Ms Watson is seen arm in arm with Ms Rowling at the premiere for the first installment of the film adaptation of Harry Potter and the Deathly Hallows in 2011
Ms Watson is seen with fellow star Bonnie Wright – who played Ginny Weasley – and author Ms Rowling in 2002, at the premiere of Harry Potter and the Chamber of Secrets
However, some viewers praised Ms Watson for her stance.
One said she ‘couldn’t love her more’ for aiming what was ‘absolutely a dig’ at Ms Rowling.
Another echoed: ‘Live for Emma Watson throwing subtle shade at JK Rowling at the #BAFTAs #LGBWithTheT #JKDoesntSpeakForMe’.
A third chimed in to add: ‘was that a jibe by emma watson at jk rowling? what a QUEEEEENNN’.
Ms Wilson had taken aim at Ms Rowling earlier in the night, when she joked about her recent weight loss.
Referring to a picture of her at the 2020 ceremony that appeared on screen, she quipped: ‘That was me two years ago and since then I’ve done quite a transformation – I hope JK Rowling still approves.’
Others who criticized Ms Watson for her apparent opposition to Ms Rowling included one who said that the star ‘needs to remember whose talent it was that put her in the position she’s in’
It comes after Ms Rowling took aim at Labour’s Sir Keir after he was asked in an interview to define what a woman is.
He said: ‘A woman is a female adult and, in addition to that, trans women are women, and that is not just my view – that is actually the law.’
Sir Keir, the former Director of Public Prosecutions, added: ‘It has been the law through the combined effects of the 2004 [Gender Recognition] Act and the 2010 [Equality] Act.’
In a series of furious messages on Twitter, Ms Rowling then wrote: ‘I don’t think our politicians have the slightest idea how much anger is building among women from all walks of life at the attempts to threaten and intimidate them out of speaking publicly about their own rights, their own bodies and their own lives.’
She said she had received ‘thousands of letters’ from women across the political spectrum who were ‘outraged and angry at the deaf ear turned to their well-founded concerns’.
She added: ‘Now Keir Starmer publicly misrepresents equalities law, in yet another indication that the Labor Party can no longer be counted on to defend women’s rights.
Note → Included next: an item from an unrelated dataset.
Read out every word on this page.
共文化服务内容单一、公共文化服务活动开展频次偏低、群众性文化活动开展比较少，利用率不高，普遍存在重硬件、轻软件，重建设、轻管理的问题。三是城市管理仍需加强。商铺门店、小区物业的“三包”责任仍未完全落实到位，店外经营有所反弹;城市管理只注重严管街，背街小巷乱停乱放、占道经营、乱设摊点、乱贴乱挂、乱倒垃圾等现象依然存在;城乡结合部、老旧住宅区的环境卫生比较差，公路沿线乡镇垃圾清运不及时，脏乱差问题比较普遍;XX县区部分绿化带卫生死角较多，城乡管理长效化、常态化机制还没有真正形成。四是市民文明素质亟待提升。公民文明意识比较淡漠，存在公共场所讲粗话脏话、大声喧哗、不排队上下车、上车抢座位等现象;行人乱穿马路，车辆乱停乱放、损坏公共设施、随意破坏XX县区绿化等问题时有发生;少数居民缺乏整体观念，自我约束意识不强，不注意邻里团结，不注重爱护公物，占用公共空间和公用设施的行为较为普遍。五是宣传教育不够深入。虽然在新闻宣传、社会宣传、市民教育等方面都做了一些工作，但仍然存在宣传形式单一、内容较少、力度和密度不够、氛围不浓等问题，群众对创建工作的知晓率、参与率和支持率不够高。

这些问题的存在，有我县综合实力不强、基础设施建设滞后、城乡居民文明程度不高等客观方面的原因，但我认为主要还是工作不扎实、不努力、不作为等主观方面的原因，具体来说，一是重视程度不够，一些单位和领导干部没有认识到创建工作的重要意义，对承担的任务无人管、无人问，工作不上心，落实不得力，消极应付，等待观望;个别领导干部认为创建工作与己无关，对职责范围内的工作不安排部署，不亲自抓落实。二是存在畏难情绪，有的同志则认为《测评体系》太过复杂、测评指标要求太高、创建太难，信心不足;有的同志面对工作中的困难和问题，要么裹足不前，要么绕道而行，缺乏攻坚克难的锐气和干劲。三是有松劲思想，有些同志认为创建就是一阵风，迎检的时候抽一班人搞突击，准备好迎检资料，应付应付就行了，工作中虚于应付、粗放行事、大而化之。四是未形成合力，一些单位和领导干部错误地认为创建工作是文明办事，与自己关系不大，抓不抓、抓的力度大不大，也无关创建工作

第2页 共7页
But I repeat, women are organizing across party lines, and their resolve and anger are growing.’
Ms Rowling gave a £1 million donation to Labor in 2008 but has become increasingly critical of the party’s stance on trans issues.
Earlier last week, Labour’s equalities spokesman Anneliese Dodds said the meaning of the word woman depended on the ‘context’, while Shadow Home Secretary Yvette Cooper refused to answer the question.
In response, Ms Rowling suggested the party wanted to rename International Women’s Day to ‘We Who Must Not Be Named Day’, a reference to Harry Potter’s fictional nemesis Voldemort, called He-Who-Must-Not-Be-Named.